How does a chameleon change its colour?

          Chameleon is a variety of lizard which often changes its colour to match with its surroundings. This is possible because of the colour-containing cells beneath the skin. But how do these cells help it to change its colour?

           The upper layer of a chameleon’s skin is transparent but the layer just underneath it has cells containing yellow, black and red pigments. These pigments are granular in structure and the granules can easily move from one point to another in its body. When these cells contract, the concentration of granules increases at one point turning the colour of the skin into black. And when they get scattered throughout the body, different colours are produced. This implies that the contraction and expansion of its cells are responsible for change in the colour of its skin. The cells contract or expand due to several factors as described below.
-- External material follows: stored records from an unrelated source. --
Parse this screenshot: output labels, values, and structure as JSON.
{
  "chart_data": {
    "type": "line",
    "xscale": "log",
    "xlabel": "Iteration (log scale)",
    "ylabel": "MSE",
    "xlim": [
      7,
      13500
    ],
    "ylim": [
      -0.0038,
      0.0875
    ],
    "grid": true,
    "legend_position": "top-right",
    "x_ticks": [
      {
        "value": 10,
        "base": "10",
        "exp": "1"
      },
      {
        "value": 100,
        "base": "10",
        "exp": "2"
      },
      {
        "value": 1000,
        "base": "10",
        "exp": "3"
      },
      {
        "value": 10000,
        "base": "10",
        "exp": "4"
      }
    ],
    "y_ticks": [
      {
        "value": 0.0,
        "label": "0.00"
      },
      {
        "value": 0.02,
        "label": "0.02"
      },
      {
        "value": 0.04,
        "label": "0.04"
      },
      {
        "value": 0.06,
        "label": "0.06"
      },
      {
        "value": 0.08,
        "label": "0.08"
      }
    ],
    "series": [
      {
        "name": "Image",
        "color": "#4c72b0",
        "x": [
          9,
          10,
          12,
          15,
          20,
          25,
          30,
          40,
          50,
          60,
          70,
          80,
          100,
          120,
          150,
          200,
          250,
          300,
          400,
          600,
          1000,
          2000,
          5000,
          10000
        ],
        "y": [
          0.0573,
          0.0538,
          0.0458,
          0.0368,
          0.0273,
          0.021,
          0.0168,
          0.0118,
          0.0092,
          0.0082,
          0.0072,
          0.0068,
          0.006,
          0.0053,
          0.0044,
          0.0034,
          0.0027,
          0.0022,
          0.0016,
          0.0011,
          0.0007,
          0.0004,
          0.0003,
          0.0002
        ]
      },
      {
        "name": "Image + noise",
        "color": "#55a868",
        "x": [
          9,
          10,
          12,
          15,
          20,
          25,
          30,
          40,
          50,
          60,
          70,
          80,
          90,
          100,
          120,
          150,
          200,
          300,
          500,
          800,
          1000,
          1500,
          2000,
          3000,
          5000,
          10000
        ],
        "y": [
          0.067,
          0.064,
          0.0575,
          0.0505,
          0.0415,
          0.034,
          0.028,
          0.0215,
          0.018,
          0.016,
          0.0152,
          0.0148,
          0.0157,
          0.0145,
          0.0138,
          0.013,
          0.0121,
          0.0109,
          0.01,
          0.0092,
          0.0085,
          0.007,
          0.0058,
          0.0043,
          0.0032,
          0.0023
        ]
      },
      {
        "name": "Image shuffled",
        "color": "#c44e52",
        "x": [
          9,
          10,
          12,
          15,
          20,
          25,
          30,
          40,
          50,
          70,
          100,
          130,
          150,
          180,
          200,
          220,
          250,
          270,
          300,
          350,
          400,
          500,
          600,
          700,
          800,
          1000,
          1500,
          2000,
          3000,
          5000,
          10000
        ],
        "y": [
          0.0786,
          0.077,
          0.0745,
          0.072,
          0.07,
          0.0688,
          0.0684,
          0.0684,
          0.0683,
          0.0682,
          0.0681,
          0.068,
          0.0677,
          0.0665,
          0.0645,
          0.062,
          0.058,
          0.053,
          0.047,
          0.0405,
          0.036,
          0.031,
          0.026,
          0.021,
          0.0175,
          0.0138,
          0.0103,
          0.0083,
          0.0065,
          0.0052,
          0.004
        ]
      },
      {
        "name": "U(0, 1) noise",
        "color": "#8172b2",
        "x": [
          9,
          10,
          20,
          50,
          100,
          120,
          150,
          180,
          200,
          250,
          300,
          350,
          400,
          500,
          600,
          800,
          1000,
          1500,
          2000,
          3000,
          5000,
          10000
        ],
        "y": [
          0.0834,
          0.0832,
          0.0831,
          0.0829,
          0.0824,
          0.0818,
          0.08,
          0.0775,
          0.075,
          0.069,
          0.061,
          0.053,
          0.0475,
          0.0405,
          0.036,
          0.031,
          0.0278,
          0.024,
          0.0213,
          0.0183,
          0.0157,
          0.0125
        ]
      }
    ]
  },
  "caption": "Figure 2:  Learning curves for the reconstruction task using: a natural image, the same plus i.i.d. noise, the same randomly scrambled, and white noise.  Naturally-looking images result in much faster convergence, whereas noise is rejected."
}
          First, emotions play a role in changing its colour. When a chameleon gets enraged or frightened, its colour turns into black. Also in a state of excitement yellow spots appear on its skin making it yellow. Secondly, light brings a change in colour, for example when exposed to the sunlight; its cells turn black due to the heat of the sun. Thirdly, heat is also a contributory factor. When it is in a hot and dark atmosphere, its colour becomes green and at lesser temperatures in darkness, the skin becomes light yellow.

          The ability to change its colour provides the chameleon with many advantages like protection from enemies and catching of insects for its food. Among the other traits of chameleon the most remarkable one is that it can move one eye independently of the other. One eye can be looking forward while the other looks behind. This enables them to look at two things at a time and helps in catching the insects on which they feed.